Diretor-geral da PF nega que nova fase de operação vise pressionar Daniel Vorcaro
Fotos: Reprodução / Agência Brasil

O diretor-geral da Polícia Federal (PF), Andrei Rodrigues, negou publicamente nesta sexta-feira (8) que a nova fase da Operação Compliance Zero tenha como objetivo pressionar o banqueiro Daniel Vorcaro a ampliar o escopo de sua delação premiada. 

 

Essa declaração foi feita durante a cerimônia de formação de 640 novos agentes na Academia Nacional de Polícia (ANP) em coletiva de imprensa capturada pelo portal Metrópoles. 

 

“Isso não faz parte da estratégia, da investigação, da questão técnica e legal que a Polícia faz. Nós não fazemos nenhuma ação pensando em pressionar para obter outro resultado”, diz Rodrigues ao comentar a fase deflagrada na última quinta-feira (7).

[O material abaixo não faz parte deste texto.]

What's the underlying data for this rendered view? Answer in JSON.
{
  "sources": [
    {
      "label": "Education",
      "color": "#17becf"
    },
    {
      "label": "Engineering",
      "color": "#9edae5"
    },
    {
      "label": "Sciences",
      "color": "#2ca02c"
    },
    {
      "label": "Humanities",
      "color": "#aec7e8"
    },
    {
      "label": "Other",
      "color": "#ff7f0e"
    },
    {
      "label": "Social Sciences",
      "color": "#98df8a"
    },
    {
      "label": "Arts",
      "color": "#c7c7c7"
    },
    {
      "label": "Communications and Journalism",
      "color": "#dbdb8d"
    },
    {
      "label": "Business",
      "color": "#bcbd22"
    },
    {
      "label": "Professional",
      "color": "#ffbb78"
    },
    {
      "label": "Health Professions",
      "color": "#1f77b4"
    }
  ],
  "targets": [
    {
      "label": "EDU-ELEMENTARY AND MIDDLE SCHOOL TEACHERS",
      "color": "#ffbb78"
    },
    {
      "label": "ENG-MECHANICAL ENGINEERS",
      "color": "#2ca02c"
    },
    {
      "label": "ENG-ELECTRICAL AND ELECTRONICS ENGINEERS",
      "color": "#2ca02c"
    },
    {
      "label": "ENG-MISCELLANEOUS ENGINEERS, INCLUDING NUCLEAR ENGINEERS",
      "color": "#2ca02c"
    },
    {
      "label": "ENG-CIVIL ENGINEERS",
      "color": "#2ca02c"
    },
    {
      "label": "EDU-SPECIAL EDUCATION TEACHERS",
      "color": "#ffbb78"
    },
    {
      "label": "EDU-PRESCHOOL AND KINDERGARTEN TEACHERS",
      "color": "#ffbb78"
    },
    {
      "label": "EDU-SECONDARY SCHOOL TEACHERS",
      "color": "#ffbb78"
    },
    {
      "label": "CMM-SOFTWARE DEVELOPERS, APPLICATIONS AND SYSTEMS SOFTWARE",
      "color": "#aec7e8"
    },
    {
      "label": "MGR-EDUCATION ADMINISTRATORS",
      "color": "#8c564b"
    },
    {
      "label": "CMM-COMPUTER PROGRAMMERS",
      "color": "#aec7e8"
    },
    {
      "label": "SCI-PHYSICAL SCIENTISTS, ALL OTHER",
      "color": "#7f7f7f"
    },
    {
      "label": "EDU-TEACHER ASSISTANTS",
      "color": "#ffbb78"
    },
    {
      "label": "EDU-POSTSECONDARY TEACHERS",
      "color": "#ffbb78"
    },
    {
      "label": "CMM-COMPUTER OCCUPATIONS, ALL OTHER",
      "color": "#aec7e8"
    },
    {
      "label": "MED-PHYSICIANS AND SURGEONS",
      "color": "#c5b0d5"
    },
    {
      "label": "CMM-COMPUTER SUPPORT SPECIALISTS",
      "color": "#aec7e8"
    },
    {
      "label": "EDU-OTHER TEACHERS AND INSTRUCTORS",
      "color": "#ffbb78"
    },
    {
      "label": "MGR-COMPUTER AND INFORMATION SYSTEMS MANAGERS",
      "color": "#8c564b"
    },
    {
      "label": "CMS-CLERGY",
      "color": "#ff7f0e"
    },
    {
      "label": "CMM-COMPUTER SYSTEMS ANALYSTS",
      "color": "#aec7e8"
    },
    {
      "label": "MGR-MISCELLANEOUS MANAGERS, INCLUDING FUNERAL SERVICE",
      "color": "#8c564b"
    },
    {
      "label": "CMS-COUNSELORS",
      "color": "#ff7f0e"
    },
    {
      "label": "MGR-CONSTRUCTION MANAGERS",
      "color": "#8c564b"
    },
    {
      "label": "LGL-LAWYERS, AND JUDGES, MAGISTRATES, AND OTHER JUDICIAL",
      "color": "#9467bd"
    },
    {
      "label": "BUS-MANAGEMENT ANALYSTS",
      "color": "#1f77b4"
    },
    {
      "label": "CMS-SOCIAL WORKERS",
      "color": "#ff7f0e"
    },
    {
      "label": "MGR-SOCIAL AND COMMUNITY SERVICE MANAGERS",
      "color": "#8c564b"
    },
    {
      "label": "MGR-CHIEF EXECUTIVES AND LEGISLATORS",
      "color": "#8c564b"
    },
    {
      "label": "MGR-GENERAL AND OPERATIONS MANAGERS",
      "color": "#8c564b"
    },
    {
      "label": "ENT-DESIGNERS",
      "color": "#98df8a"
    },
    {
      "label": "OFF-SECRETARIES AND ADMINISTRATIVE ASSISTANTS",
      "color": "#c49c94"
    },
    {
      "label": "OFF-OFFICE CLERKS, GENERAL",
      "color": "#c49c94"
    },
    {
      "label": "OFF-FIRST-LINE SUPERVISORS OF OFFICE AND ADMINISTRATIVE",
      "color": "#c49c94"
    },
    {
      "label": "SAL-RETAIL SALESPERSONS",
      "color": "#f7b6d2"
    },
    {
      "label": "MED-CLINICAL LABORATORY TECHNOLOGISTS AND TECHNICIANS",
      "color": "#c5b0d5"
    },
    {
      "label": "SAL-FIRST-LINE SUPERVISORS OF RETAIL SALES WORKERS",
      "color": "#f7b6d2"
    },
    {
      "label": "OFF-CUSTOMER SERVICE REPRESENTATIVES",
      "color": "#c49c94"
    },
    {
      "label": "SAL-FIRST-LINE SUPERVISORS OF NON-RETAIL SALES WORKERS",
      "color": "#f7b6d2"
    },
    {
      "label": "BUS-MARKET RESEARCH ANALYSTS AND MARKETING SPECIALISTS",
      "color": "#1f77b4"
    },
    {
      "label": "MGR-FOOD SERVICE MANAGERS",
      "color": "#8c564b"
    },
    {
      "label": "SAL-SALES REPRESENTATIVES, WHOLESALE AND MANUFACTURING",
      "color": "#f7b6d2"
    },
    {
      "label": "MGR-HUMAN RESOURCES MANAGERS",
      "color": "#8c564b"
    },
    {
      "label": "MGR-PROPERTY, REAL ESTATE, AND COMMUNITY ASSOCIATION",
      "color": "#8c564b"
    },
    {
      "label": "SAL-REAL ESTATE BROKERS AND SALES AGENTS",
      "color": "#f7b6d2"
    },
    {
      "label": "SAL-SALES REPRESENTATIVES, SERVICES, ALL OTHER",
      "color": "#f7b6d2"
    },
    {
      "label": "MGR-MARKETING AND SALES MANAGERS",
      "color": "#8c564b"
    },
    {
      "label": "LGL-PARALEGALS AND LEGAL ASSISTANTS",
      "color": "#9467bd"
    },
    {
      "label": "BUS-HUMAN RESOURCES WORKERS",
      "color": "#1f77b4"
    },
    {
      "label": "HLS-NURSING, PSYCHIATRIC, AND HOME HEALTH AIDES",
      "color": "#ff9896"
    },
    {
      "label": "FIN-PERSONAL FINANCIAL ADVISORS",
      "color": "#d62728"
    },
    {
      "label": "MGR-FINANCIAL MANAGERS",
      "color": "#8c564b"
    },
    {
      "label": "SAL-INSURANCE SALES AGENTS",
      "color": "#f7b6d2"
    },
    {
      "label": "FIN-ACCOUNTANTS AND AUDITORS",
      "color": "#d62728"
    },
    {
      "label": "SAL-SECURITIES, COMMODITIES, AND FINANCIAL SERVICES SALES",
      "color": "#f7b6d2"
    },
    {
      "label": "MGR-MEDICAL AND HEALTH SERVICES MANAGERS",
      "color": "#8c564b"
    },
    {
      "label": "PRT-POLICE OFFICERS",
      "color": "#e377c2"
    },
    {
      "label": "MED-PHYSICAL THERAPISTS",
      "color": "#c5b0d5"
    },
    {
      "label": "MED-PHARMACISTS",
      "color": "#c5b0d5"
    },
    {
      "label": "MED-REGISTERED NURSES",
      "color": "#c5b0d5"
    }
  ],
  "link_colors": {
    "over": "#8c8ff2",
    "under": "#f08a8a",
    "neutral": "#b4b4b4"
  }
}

Ao ser questionado sobre uma eventual negativa da instituição em relação ao acordo de colaboração de Vorcaro, o diretor-geral afirmou desconhecer os termos específicos que tramitam sob sigilo, mas ressaltou o rigor do processo. 

 

Segundo o delegado, a delação deve cumprir requisitos técnicos para ser aceita pela PF ou pelo Ministério Público Federal e, posteriormente, homologada pelo Poder Judiciário. “Se não atender esses requisitos, se ela não é validada, o processo segue o seu curso. Isso é um direito do investigado, do réu”, pontuou.

 


Rodrigues evitou detalhar as diligências em virtude do sigilo judicial, embora tenha destacado que trechos da decisão já foram tornados públicos. Ele caracterizou a operação como parte do esforço de combate ao "andar de cima" do crime organizado, afirmando que a PF continuará a análise de provas e o encaminhamento de conclusões ao Judiciário.

 

Na quinta-feira (7), a quinta fase da Compliance Zero cumpriu mandados de busca e apreensão em endereços ligados ao senador e presidente do Partido Progressistas (PP), Ciro Nogueira, e efetuou a prisão de um primo de Daniel Vorcaro.

 

O inquérito, relatado pelo ministro André Mendonça no Supremo Tribunal Federal (STF), apura crimes de corrupção, lavagem de dinheiro, organização criminosa e delitos contra o Sistema Financeiro Nacional no contexto do "caso Master".

 

Durante o evento, o diretor-geral também abordou a situação de cerca de 150 policiais federais que estão cedidos a outros órgãos estaduais e federais. Rodrigues informou que a corporação realizará uma avaliação individual para decidir sobre a permanência desses servidores em funções externas.

 

 “Temos colegas que são secretários de segurança pública e cumprem papel importante no combate ao crime organizado. Vamos analisar caso a caso”, conclui o diretor.